The carpet is white and so brilliantly clean it hurts my eyes. When I look where I've stepped there is no evidence of my passage. The hallway behind me extends out of sight. With each step I take, the pile deepens. With each step I take, the hallway dims.

I try to pick up one of the newspapers. My hands pass through it as if it is light. I try again but my feet have taken me beyond the door. I cannot stop or turn around. I try again when I reach the next door. My hands pass through as before. I carry on, keep trying. Emotion swells each time my hands are in a newspaper. Those on the left produce a joy. The right, hate.

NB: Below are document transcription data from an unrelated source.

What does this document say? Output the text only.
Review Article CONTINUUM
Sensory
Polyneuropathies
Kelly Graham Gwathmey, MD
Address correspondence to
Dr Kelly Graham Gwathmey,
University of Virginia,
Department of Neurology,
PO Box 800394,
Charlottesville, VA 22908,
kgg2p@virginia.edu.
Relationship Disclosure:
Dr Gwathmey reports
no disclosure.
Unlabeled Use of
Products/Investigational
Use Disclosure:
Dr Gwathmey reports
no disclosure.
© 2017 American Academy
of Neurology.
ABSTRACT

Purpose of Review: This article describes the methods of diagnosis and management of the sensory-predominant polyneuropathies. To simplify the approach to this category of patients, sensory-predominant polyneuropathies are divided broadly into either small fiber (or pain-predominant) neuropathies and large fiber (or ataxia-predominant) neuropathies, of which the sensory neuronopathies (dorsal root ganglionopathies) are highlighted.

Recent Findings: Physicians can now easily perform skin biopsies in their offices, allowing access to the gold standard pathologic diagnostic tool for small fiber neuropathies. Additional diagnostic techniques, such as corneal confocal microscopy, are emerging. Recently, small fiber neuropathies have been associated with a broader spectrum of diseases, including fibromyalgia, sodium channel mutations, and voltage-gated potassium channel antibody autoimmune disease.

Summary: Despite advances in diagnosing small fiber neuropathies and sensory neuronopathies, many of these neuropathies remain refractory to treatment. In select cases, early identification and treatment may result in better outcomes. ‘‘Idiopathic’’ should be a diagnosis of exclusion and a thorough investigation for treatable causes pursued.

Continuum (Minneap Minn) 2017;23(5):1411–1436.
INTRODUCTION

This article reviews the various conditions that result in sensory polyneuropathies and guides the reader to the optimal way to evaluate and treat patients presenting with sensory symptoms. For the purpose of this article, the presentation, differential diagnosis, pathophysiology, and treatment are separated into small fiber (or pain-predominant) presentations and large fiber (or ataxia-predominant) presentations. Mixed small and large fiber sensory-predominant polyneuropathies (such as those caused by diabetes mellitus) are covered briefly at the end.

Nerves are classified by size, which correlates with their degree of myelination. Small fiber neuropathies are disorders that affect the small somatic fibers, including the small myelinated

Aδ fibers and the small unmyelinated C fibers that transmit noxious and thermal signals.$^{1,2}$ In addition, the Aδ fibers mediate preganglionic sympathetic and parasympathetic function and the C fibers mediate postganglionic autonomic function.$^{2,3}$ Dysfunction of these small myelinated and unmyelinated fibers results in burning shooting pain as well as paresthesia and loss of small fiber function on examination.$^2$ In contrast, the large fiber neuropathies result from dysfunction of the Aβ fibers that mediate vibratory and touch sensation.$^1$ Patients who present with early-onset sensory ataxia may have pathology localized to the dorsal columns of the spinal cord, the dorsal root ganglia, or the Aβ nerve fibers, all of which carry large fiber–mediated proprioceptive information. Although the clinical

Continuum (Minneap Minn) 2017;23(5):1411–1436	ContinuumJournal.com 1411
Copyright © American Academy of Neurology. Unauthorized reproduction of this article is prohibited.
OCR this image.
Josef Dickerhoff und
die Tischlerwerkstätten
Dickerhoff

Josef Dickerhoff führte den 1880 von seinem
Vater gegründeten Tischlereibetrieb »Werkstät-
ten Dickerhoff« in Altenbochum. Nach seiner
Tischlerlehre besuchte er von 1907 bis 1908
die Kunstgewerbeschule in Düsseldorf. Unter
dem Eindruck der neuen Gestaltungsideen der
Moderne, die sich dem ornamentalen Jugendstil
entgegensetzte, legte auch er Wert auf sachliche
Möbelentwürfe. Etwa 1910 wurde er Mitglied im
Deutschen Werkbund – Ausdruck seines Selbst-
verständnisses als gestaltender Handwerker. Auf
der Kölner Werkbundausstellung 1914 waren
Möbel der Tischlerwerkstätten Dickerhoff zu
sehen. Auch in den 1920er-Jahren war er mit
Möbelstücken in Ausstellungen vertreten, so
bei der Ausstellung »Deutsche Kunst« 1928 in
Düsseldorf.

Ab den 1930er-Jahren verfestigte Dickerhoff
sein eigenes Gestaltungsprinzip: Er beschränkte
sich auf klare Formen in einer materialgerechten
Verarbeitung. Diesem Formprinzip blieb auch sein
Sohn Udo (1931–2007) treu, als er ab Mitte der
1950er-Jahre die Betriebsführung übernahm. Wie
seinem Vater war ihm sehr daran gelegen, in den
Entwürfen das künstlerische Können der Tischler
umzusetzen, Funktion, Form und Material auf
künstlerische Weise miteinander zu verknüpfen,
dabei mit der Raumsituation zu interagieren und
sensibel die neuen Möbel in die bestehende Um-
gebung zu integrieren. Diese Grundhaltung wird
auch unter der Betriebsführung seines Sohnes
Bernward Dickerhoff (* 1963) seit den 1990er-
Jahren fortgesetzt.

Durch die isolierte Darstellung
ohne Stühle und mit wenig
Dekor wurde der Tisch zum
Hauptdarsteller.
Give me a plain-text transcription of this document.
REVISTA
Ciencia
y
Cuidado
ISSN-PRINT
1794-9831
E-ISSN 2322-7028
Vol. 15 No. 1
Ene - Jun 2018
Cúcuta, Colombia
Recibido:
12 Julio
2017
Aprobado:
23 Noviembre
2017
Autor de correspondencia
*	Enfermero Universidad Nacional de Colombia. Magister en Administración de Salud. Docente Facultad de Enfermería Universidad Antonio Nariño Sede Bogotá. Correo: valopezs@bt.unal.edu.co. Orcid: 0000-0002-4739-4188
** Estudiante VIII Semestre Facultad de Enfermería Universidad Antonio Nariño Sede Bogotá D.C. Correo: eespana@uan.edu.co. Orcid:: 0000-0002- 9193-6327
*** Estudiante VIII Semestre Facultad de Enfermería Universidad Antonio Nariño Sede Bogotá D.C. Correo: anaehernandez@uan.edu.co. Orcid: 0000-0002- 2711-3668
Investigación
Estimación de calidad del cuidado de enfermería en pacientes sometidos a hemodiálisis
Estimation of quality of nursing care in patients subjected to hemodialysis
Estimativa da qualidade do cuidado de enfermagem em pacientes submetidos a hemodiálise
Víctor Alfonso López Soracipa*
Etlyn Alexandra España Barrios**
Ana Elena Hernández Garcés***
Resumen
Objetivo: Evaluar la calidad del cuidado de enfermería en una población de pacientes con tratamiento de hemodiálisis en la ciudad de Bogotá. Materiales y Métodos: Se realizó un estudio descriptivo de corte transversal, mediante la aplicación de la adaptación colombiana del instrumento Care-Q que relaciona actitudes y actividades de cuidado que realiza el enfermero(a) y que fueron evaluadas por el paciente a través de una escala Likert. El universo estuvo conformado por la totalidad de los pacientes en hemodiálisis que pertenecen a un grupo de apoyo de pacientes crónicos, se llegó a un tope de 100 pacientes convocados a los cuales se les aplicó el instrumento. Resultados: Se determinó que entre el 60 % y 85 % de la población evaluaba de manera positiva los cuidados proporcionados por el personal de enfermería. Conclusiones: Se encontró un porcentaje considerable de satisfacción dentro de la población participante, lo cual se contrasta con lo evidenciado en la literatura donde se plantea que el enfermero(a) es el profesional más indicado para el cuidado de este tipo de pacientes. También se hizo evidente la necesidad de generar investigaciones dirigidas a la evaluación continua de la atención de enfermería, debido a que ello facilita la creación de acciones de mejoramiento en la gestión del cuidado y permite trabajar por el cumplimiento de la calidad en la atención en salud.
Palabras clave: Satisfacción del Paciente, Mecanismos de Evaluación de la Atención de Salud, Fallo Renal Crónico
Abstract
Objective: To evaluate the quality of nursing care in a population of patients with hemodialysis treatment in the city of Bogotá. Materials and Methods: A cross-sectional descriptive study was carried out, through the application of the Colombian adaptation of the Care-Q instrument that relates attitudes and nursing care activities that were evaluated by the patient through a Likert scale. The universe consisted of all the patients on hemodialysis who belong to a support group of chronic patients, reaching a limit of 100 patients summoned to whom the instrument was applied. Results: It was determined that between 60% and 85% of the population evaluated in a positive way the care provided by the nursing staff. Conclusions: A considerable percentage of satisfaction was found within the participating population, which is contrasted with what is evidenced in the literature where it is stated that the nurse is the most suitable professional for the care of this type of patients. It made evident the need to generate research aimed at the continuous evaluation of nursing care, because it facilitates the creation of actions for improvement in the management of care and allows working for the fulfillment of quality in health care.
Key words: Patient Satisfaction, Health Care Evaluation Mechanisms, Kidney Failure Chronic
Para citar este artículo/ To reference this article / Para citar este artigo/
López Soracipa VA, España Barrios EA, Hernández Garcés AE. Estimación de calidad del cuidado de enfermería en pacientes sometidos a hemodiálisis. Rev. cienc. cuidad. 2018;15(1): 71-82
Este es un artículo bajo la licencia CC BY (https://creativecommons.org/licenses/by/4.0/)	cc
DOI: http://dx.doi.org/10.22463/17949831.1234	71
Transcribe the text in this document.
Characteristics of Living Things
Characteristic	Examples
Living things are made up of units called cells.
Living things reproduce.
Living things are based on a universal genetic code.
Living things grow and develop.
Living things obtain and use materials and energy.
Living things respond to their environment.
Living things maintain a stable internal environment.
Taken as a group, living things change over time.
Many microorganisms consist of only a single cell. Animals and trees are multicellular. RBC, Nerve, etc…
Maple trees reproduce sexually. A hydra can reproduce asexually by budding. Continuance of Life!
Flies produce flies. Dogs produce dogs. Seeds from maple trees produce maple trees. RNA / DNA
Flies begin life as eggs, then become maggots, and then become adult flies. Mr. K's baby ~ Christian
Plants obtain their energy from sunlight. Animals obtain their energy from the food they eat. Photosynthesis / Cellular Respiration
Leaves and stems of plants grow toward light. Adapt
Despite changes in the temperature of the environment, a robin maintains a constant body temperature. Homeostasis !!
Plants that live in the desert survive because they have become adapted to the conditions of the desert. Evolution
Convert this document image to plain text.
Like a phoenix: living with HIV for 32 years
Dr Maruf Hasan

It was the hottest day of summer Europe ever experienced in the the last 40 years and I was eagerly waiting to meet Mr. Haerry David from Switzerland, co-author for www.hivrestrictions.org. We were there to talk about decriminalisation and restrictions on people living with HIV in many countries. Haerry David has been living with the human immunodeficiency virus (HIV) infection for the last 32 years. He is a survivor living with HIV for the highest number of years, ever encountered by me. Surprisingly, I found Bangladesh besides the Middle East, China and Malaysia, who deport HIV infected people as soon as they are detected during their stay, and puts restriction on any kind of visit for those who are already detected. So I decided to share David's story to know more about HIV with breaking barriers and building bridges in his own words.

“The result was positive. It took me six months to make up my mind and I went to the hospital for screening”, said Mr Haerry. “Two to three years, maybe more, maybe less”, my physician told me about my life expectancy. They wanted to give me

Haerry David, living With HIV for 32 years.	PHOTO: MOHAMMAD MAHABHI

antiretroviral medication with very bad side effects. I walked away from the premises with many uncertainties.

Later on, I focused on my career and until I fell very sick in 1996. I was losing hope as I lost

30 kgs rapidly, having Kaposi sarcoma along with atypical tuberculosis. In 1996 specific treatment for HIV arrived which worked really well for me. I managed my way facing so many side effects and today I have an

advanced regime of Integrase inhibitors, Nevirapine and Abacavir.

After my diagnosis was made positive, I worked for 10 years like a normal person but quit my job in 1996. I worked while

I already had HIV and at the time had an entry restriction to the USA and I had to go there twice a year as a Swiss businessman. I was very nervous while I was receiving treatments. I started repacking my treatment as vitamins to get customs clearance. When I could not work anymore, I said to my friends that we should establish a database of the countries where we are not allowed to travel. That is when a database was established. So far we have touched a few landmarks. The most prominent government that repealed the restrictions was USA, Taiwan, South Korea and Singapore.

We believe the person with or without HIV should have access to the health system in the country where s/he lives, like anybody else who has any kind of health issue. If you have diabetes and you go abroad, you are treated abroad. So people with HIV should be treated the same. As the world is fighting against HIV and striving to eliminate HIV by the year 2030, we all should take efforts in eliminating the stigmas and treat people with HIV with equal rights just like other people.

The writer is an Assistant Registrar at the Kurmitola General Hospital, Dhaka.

The carpet is like mud. It rises above my ankles. It clings to my feet. As it tops my shins, I fall on my face. The door at the end is moments away. I continue toward it on hands and knees. I realize it hasn't a newspaper in front of it. Realize it hasn't a number on its face.

I hold my head as high as I can. I dog-paddle more than I crawl. My eyes are level with the newspapers floating on the surface of the floor. There is barely enough light to see their edges. I can just manage to read the print on the folds beneath the photographs: Serene liberation and happiness; Liberating happiness in serenity; Happiness serenely liberates.

I reach the door at the end of the hallway. It's so dark I'm not sure it's still there. I'm exhausted and confused. I'm treading the carpet as if it is water. I raise my hands above my head. I kick harder with my legs. I lunge forward. My hands connect. My perspective changes. The door has a number and newspaper.





There is a moan in the still, a tourniquet on desire.